Whole genome shotgun second- and third-generation sequencing approaches result in large numbers of draft or unfinished genome sequences being used as the final product. Sybil accepts unfinished genome data, but it does not attempt to connect together any separate contigs. This can cause issues when looking for regions of synteny as in the gradient display and the genomic comparative display. Currently, this can be addressed by building pseudomolecules, where contigs are ordered and oriented based on a reference genome and made into a single FASTA entry representing one prediction of the genome. However, this can incorrectly be perceived as the true order of the genome when the information is actually lacking. One way to address this issue is incorporation of whole genome alignment data. Generation of gene clusters based on data from the whole genome aligner Mugsy (Angiuoli and Salzberg, 2011) has already been accomplished and extension of this work to dynamically order previously unordered contigs will give Sybil the power to better visualize draft genome data (Angiuoli et al., 2011a).

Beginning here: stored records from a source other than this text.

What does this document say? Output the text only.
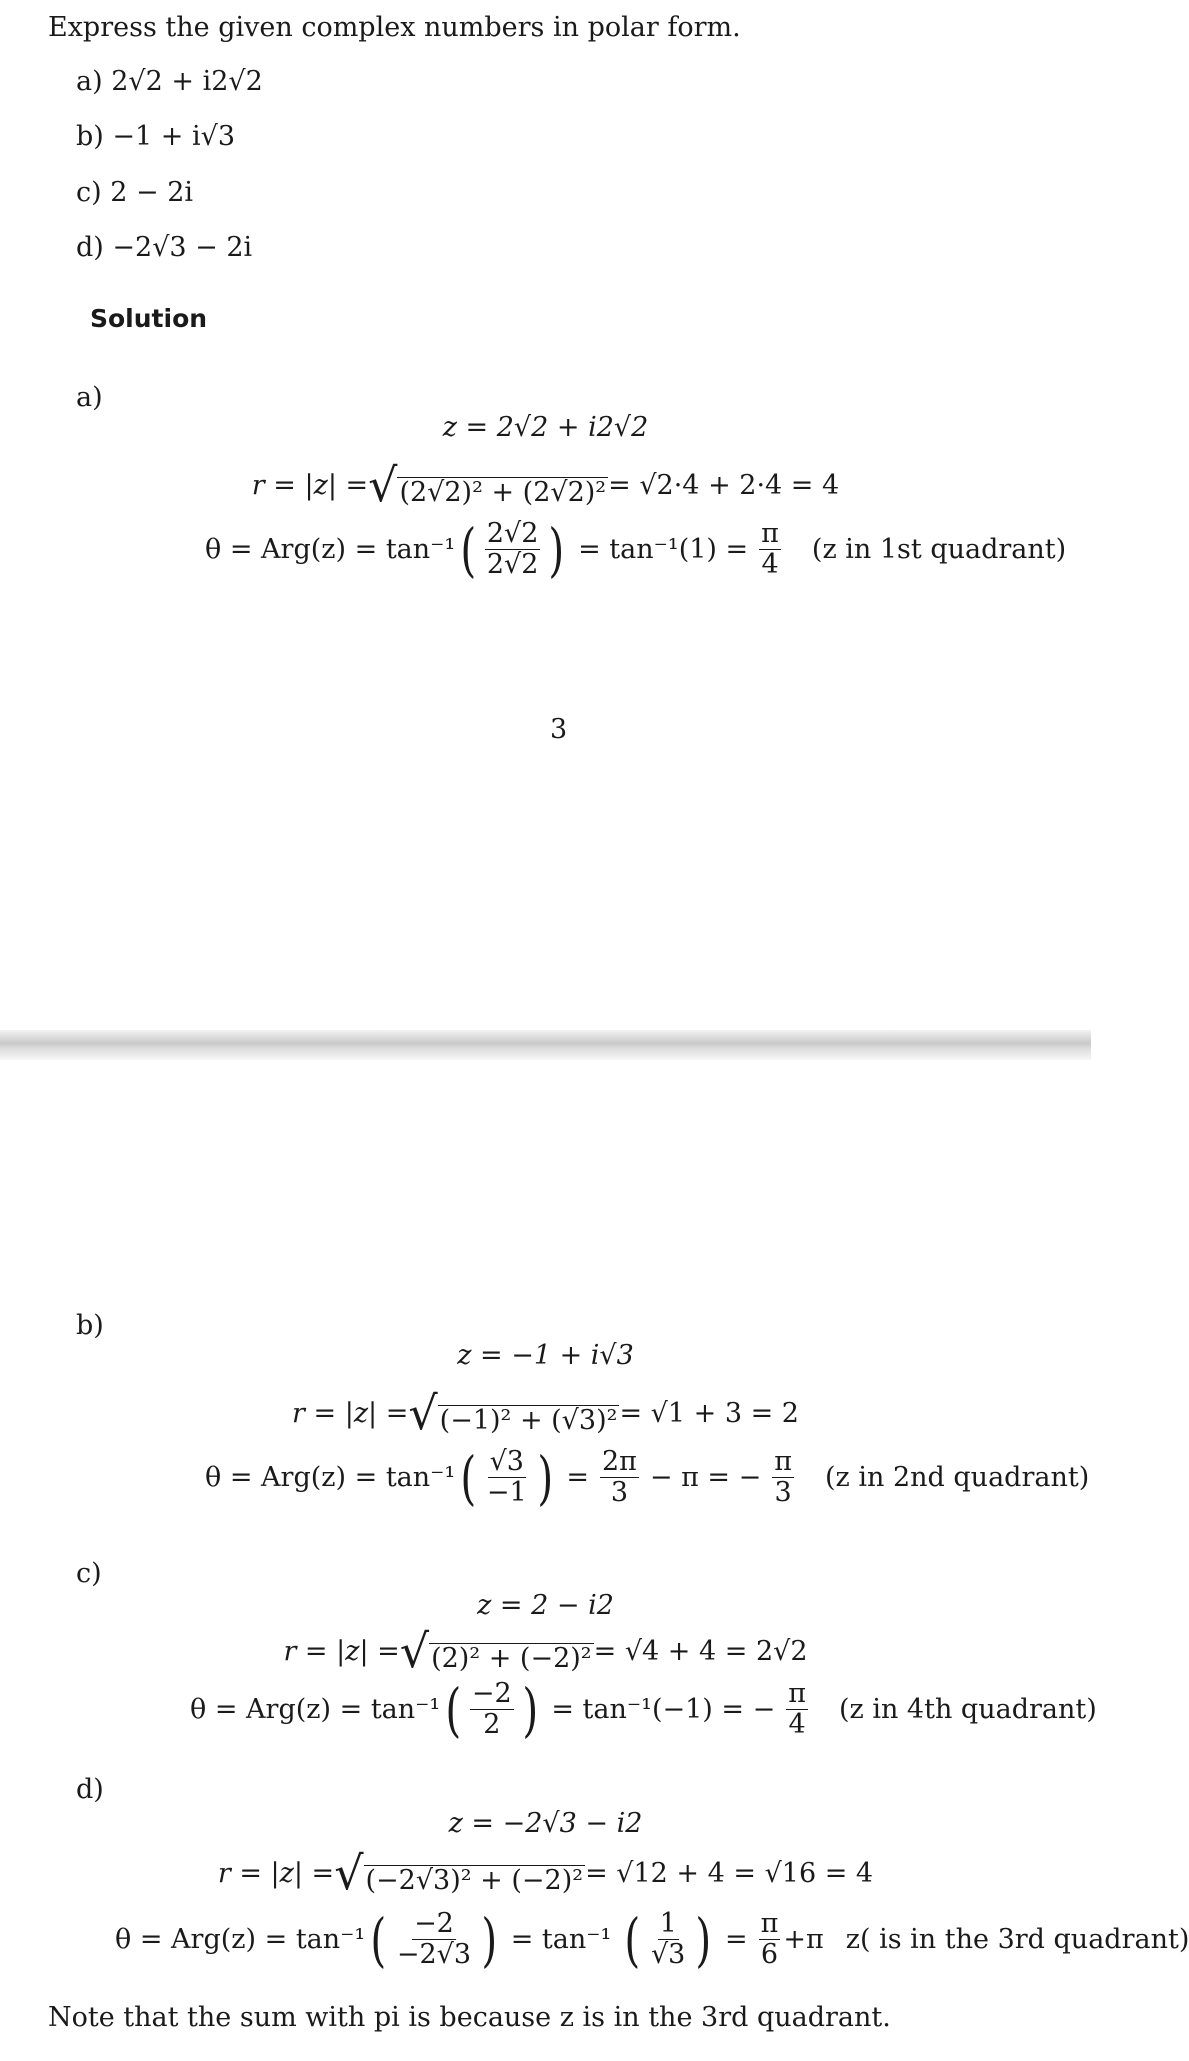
Express the given complex numbers in polar form.
a) 2√2 + i2√2
b) −1 + i√3
c) 2 − 2i
d) −2√3 − 2i
Solution
a)
z = 2√2 + i2√2
r = |z| = √ (2√2)² + (2√2)² = √2·4 + 2·4 = 4
θ = Arg(z) = tan⁻¹ ( $\frac{2√2}{2√2}$ ) = $\tan^{-1}(1) = \frac{\pi}{4} (z$ in 1st quadrant)
3
b)
z = −1 + i√3
r = |z| = √ (−1)² + (√3)² = √1 + 3 = 2
θ = Arg(z) = tan⁻¹ ( $\frac{√3}{-1}$ ) = $\frac{2\pi}{3} - \pi$ = − $\frac{\pi}{3} (z$ in 2nd quadrant)
c)
z = 2 − i2
r = |z| = √ (2)² + (−2)² = √4 + 4 = 2√2
θ = Arg(z) = tan⁻¹ ( $\frac{-2}{2}$ ) = tan⁻¹(−1) = − $\frac{\pi}{4} (z$ in 4th quadrant)
d)
z = −2√3 − i2
r = |z| = √ (−2√3)² + (−2)² = √12 + 4 = √16 = 4
θ = Arg(z) = tan⁻¹ ( $\frac{-2}{-2√3}$ ) = tan⁻¹ ( $\frac{1}{√3}$ ) = $\frac{\pi}{6} +\pi$ z( is in the 3rd quadrant)
Note that the sum with pi is because z is in the 3rd quadrant.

As datasets grow, the Sybil system will need to implement more aggressive optimizations to maintain acceptable performance. The Strepneumo Sybil system contains 11 million rows in the feature table with 22 million feature locations and 43 million feature properties. The normalized structure of the Chado database can require numerous table joins, making some queries slow. Optimizations like the ChadoMart and query caching have allowed the system to scale to near 50 bacterial genomes, but other strategies are needed for larger data. A prototype NoSQL document-based database was benchmarked using MongoDB. This method of data storage does away with the relational schema and opts for a schema-less data model where every gene is a conceptual ‘document’. Using MongoDB as a primary data store allowed the system to scale to >100 ~5–6 MB bacterial genomes. The bottleneck at this level becomes the visualization strategies used since graphic drawing in Sybil is done on demand. Future iterations of the system will likely require a refactored drawing strategy to provide the flexibility and interactivity that has become standard in the current Sybil system.

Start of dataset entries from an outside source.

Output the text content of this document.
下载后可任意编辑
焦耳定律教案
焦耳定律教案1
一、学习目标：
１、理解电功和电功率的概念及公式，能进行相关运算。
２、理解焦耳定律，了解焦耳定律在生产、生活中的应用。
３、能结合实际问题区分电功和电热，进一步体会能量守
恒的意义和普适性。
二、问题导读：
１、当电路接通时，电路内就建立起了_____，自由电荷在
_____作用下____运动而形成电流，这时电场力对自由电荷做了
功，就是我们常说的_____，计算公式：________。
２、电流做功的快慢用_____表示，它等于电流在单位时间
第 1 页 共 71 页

As is typical in bioinformatics, the biological problem defines the needed software. Development of Sybil has been focused on manual data mining efforts, which give the user the power to navigate countable numbers of genomes in search of potentially important biological features. As datasets become larger and less manageable, the comparative genomics tools of the future will need to adapt to provide meaningful information without overwhelming the user. Sybil has addressed this problem by transitioning from a system capable of drawing a handful of genomes to one that is able to handle >100 genomes.
We thank Etienne de Villiers at ILRI and Trushar Shah at ICRISAT for their efforts in setting up the remote mirrors. We also thank Dave Kemeza and IGS IT for their work maintaining the IGS grid compute, database and web-hosting infrastructure.
Funding: Platform for Appropriate Technology in Health (PATH) Contracts (GAT.0782-01990-COA and 003024).
Conflict of Interest: none declared.